Catalysis, Reactivity and Probe Development in Carbohydrate-Based Chemistry and Biochemistry

碳水化合物化学和生物化学中的催化、反应性和探针开发

• 批准号: RGPIN-2017-04910
• 负责人: Bennet, Andrew
• 金额: $ 6.56万
• 依托单位: Simon Fraser University
• 依托单位国家: 加拿大
• 项目类别: Discovery Grants Program - Individual
• 财政年份: 2022
• 资助国家: 加拿大
• 起止时间: 2022-01-01 至 2023-12-31
• 项目状态: 已结题
• 来源: https://www.nserc-crsng.gc.ca/ase-oro/Details-Detailles_eng.asp?id=747774
• 关键词: Catalysis; Reactivity; Probe; Development; Carbohydrate

In living systems, such as ourselves, the addition and removal of sugars, which are also known as carbohydrates, is tightly regulated. That is, we use a lot of the energy that we get by eating carbohydrates to ensure that molecules within our bodies have the correct sugars attached to them. If this systems gets "out of whack" then serious diseases can ensue.
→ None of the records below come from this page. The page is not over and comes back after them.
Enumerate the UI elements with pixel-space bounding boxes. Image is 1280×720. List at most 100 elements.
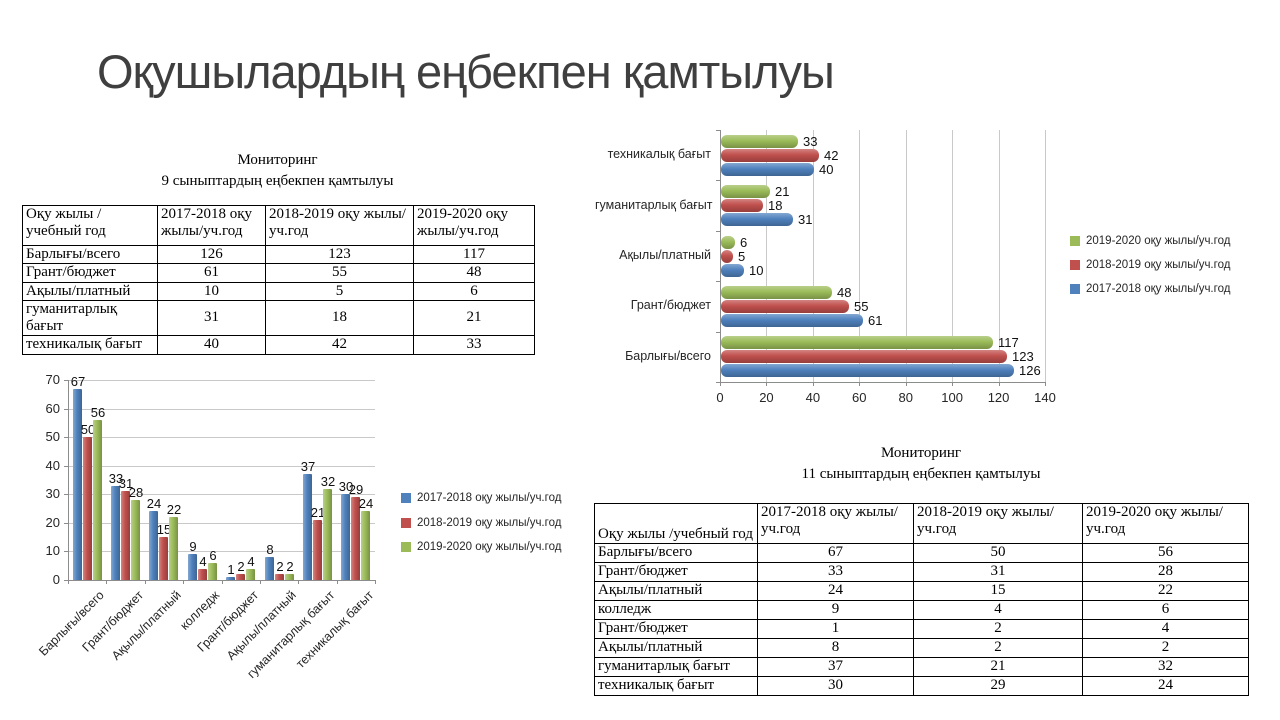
legend-swatch (401, 542, 411, 552)
value-cell: 40 (157, 335, 266, 355)
value-cell: 50 (913, 543, 1083, 563)
axis-tick (716, 180, 720, 181)
gridline (68, 409, 375, 410)
value-axis (68, 380, 69, 580)
bar-value-label: 55 (854, 299, 869, 314)
bar (721, 286, 832, 299)
bar-value-label: 2 (237, 559, 245, 574)
bar-value-label: 33 (108, 471, 124, 486)
row-label-cell: Грант/бюджет (594, 562, 758, 582)
value-cell: 48 (413, 263, 535, 283)
bar (721, 199, 763, 212)
row-label-cell: гуманитарлық бағыт (594, 657, 758, 677)
x-tick-label: 140 (1034, 390, 1056, 405)
value-cell: 29 (913, 676, 1083, 696)
value-cell: 2 (913, 638, 1083, 658)
value-cell: 18 (265, 299, 414, 337)
table-row: Грант/бюджет 1 2 4 (594, 619, 1249, 639)
legend-swatch (401, 518, 411, 528)
bar-value-label: 28 (128, 485, 144, 500)
bar (721, 336, 993, 349)
gridline (859, 130, 861, 382)
table9-caption-line2: 9 сыныптардың еңбекпен қамтылуы (161, 173, 394, 189)
bar-value-label: 40 (819, 162, 834, 177)
axis-tick (145, 580, 146, 584)
axis-tick (68, 580, 69, 584)
category-axis (720, 382, 1045, 383)
row-label-cell: Грант/бюджет (594, 619, 758, 639)
axis-tick (998, 382, 1000, 386)
bar (131, 500, 140, 580)
value-cell: 126 (157, 244, 266, 265)
bar (721, 250, 733, 263)
axis-tick (64, 494, 68, 495)
header-cell: Оқу жылы /учебный год (22, 205, 158, 246)
axis-tick (64, 380, 68, 381)
value-cell: 15 (913, 581, 1083, 601)
bar (111, 486, 120, 580)
value-cell: 30 (757, 676, 914, 696)
value-cell: 2 (1082, 638, 1249, 658)
bar-value-label: 24 (146, 496, 162, 511)
category-axis (68, 580, 375, 581)
axis-tick (64, 551, 68, 552)
bar (721, 236, 735, 249)
bar (313, 520, 322, 580)
axis-tick (337, 580, 338, 584)
x-tick-label: 120 (987, 390, 1010, 405)
bar (226, 577, 235, 580)
gridline (68, 437, 375, 438)
legend-label: 2017-2018 оқу жылы/уч.год (417, 492, 562, 504)
value-cell: 33 (413, 335, 535, 355)
bar (721, 350, 1007, 363)
row-label-cell: Ақылы/платный (22, 281, 158, 301)
header-cell: 2018-2019 оқу жылы/уч.год (913, 503, 1083, 544)
bar (159, 537, 168, 580)
bar (721, 163, 814, 176)
axis-tick (952, 382, 954, 386)
x-tick-label: 80 (898, 390, 913, 405)
value-cell: 21 (913, 657, 1083, 677)
bar (236, 574, 245, 580)
axis-tick (716, 382, 720, 383)
category-label: Барлығы/всего (625, 349, 711, 363)
value-cell: 4 (1082, 619, 1249, 639)
category-label: Ақылы/платный (619, 248, 711, 262)
axis-tick (64, 409, 68, 410)
table-header-row: Оқу жылы /учебный год 2017-2018 оқу жылы/… (22, 205, 535, 246)
gridline (905, 130, 907, 382)
legend-swatch (1070, 260, 1080, 270)
table-body: Барлығы/всего 126 123 117 Грант/бюджет 61 55 48… (22, 244, 535, 355)
bar-value-label: 5 (738, 249, 746, 264)
table-body: Барлығы/всего 67 50 56 Грант/бюджет 33 31 28 Ақы… (594, 543, 1249, 696)
bar-value-label: 2 (286, 559, 294, 574)
value-cell: 4 (913, 600, 1083, 620)
legend-label: 2018-2019 оқу жылы/уч.год (417, 517, 562, 529)
x-tick-label: 20 (759, 390, 774, 405)
category-label: техникалық бағыт (607, 147, 711, 161)
row-label-cell: Ақылы/платный (594, 581, 758, 601)
legend-item: 2019-2020 оқу жылы/уч.год (1070, 235, 1230, 247)
table-row: техникалық бағыт 30 29 24 (594, 676, 1249, 696)
header-cell: Оқу жылы /учебный год (594, 503, 758, 544)
bar-value-label: 32 (320, 474, 336, 489)
bar-value-label: 18 (768, 198, 783, 213)
bar (188, 554, 197, 580)
bar-value-label: 67 (70, 374, 86, 389)
y-tick-label: 50 (45, 429, 60, 444)
legend-label: 2019-2020 оқу жылы/уч.год (1086, 235, 1231, 247)
legend-item: 2017-2018 оқу жылы/уч.год (1070, 283, 1230, 295)
value-cell: 6 (413, 281, 535, 301)
header-cell: 2019-2020 оқу жылы/уч.год (413, 205, 535, 246)
slide-title: Оқушылардың еңбекпен қамтылуы (97, 45, 835, 98)
header-cell: 2018-2019 оқу жылы/уч.год (265, 205, 414, 246)
table-row: Барлығы/всего 126 123 117 (22, 244, 535, 265)
value-cell: 31 (157, 299, 266, 337)
value-cell: 22 (1082, 581, 1249, 601)
bar-value-label: 56 (90, 405, 106, 420)
axis-tick (183, 580, 184, 584)
value-axis (720, 130, 721, 382)
value-cell: 56 (1082, 543, 1249, 563)
bar (275, 574, 284, 580)
bar (265, 557, 274, 580)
This NSERC Discovery Grant proposal seeks funds for our research program that is concentrated on three areas of current interest in carbohydrate chemistry and biology.Firstly, we will investigate how a series of crucial enzymes (Nature's catalysts for performing reactions) add sugars to molecules by joining them together with a chemical bond. These enzymes are called sugar transferases and are important because some of them are implicated in many disease states including cancer. We wish to understand how these enzyme work in order that we can design molecules to prevent the transfer of sugars in specific cases, such as in cancer.Secondly, we will continue our efforts in making reactive non-sugar molecules, which we have designed to imitate carbohydrates. To date, our molecules have shown a dramatic ability to decrease (or inhibit) the activity of enzymes that remove sugars from carbohydrate chains such as those found in starch. Our new inhibitors will be tested in situations were enzyme activity is greater than it should be in normal individuals. That is, if we can lower the enzyme activity, by administering our molecules, to that of a non-diseased individual (normal level) then these compounds are potential therapeutic agents.Lastly, we will use the latest techniques in modern molecular biology to develop new enzyme catalysts. In this endeavour we are using our experience with an enzyme (called a sialidase) that regulates several critical processes of self-recognition, which is important since we don't want our immune system to attack us. We have over ten years of experience with sialidase enzymes and will use this experience to modify the enzyme so that it can be used to test for abnormalities in the carbohydrates that are attached to various cells. Such modified enzymes will be very useful tools for researchers who are interested in cell to cell communication, for example, a cell has to know whether its neighbor is also a Human cell. Our modified enzymes can also be used to test for various types of cancer as many cancer cells show an abnormal array of carbohydrates on their surfaces.

在生命系统中，比如我们自己，糖类的添加和去除都受到严格的控制。也就是说，我们通过摄入碳水化合物所获得的大量能量来确保我们体内的分子具有正确的糖类。如果这个系统“失灵”，那么严重的疾病就会接踵而至。NSERC的这项发现拨款提案为我们的研究项目寻求资金，该项目集中在当前碳水化合物化学和生物学的三个感兴趣的领域。首先，我们将调查一系列关键酶(大自然用于执行反应的催化剂)如何通过化学键将它们连接在一起来向分子添加糖。这些酶被称为糖转移酶，它们很重要，因为它们中的一些与包括癌症在内的许多疾病有关。我们希望了解这些酶是如何工作的，以便我们能够设计分子来防止特定情况下的糖转移，例如在癌症中。第二，我们将继续努力制造反应性非糖分子，我们已经设计了这种分子来模仿碳水化合物。到目前为止，我们的分子已经显示出显著的能力来降低(或抑制)酶的活性，这些酶从碳水化合物链中移除糖，比如淀粉中的那些。我们的新抑制剂将在酶活性高于正常人正常水平的情况下进行测试。也就是说，如果我们能通过给予我们的分子来降低酶的活性，使之降到非疾病个体(正常水平)的水平，那么这些化合物就是潜在的治疗剂。最后，我们将利用现代分子生物学的最新技术来开发新的酶催化剂。在这项工作中，我们使用了一种酶(称为唾液酸酶)的经验，这种酶调节着自我识别的几个关键过程，这一点很重要，因为我们不想让我们的免疫系统攻击我们。我们在唾液酸酶方面有十多年的经验，我们将利用这些经验来修改这种酶，以便它可以用来测试附着在各种细胞上的碳水化合物的异常。对于对细胞间交流感兴趣的研究人员来说，这种修饰的酶将是非常有用的工具，例如，一个细胞必须知道它的邻居是否也是人类细胞。我们改良的酶还可以用于检测各种类型的癌症，因为许多癌细胞的表面显示出异常的碳水化合物阵列。